Pardon de St Denis, Patron de Verneuil

Frères et sœurs,

Comme la liturgie nous le permet dans le Temps Ordinaire, nous quittons aujourd’hui exceptionnellement la liturgie du 27ème Dimanche du Temps Ordinaire pour prendre celle de St Denis, Patron de Verneuil. Il est à ce sujet curieux que les seuls héritages de cet antique patronage qui se soient transmis jusqu’à aujourd’hui résident dans la fête foraine qui se déroule le 2ème week-end du mois d’octobre sur la grande place de La Madeleine, restes d’une ancienne foire à l’occasion de la fête de la Saint Denis, et dans quelques noms de lieux comme la « Zone Artisanale et commerciale de la Saint Denis » derrière la gare de Verneuil ou encore la plaine de Charnelles, lieu de la terrible bataille de Verneuil du 17 Août 1424 qui vit s’opposer Anglais et Français. Dans cette plaine, que l’on appellera la plaine Saint Denis, tombèrent plus de 7000 hommes. Les Anglais, après leur victoire, enterrèrent leurs morts et laissèrent être dévorés par les bêtes les corps des Français. Un vieux guerrier habitant à coté fit enterrer les corps des Français et construire sur ses deniers une chapelle, dédiée à St Denis, patron de France. Cette chapelle donna son nom à la plaine St Denis. On vint en pèlerinage sur cette plaine, si bien que des marchands s’installèrent. Nous avons ici l’origine de la Foire de la Saint Denis. Il faut savoir que Verneuil dut sa prospérité pendant tout le Moyen-Âge à l’intercession de St Denis. Si la ville de Verneuil s’est rendue, elle n’a jamais été prise ! On venait des 7 paroisses de Verneuil en procession, avec bannières, sur cette plaine, en ce lieu, pour vénérer St Denis et se mettre sous sa protection. Et ce, dès le XVème siècle. Voilà pour ce qui concerne le patronage de Verneuil.

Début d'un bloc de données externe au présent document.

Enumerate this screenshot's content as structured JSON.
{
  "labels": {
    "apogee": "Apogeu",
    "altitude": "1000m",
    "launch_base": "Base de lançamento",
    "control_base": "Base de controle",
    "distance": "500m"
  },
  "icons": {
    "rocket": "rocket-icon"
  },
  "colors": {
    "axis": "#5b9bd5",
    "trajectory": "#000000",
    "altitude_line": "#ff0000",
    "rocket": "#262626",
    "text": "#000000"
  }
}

Alors, qui était Saint Denis ? ce saint représenté décapité et portant lui-même sa tête…Son histoire nous est connue par de nombreux textes anciens. Le récit de sa vie et de sa Passion a été écrite et réécrite au Moyen-Âge par de nombreux biographes successifs, qui ont ainsi transformé peu à peu l’histoire en légende. Les premières versions présentent Denis comme le premier évêque de Paris mais elles ne s’accordent pas sur l’époque à laquelle il a vécu. Ces contradictions susciteront des polémiques pendant des siècles…

Selon la Passion la plus ancienne, écrite vers 500, Denis a été envoyé de Rome en Gaule comme évêque missionnaire par le pape saint Clément, successeur de l’apôtre Pierre, qui fut en fonction de 92 à 101. Arrivé à Paris avec deux disciples, Rustique et Éleuthère, Denis y construit la première cathédrale, prêche aux habitants et les convertit au christianisme. En ces temps de persécution des chrétiens, les autorités romaines ne tardent pas à remarquer son action. Soumis à un interrogatoire, Denis et ses compagnons se déclarent chrétiens et sont mis à mort, décapités par le glaive du bourreau. Pour empêcher que leurs dépouilles ne soient jetées dans la Seine, une aristocrate romaine encore païenne, Catulla, décide de s’en emparer par la ruse et de les ensevelir dans un champ de sa propriété. Plus tard, des chrétiens édifient en ce lieu une basilique, dont les fondements se trouvent encore sous le sol de l’actuelle basilique cathédrale de Saint-Denis. Toutefois, d’après les archéologues, ils ne datent pas du Ier siècle mais de la fin du IVesiècle…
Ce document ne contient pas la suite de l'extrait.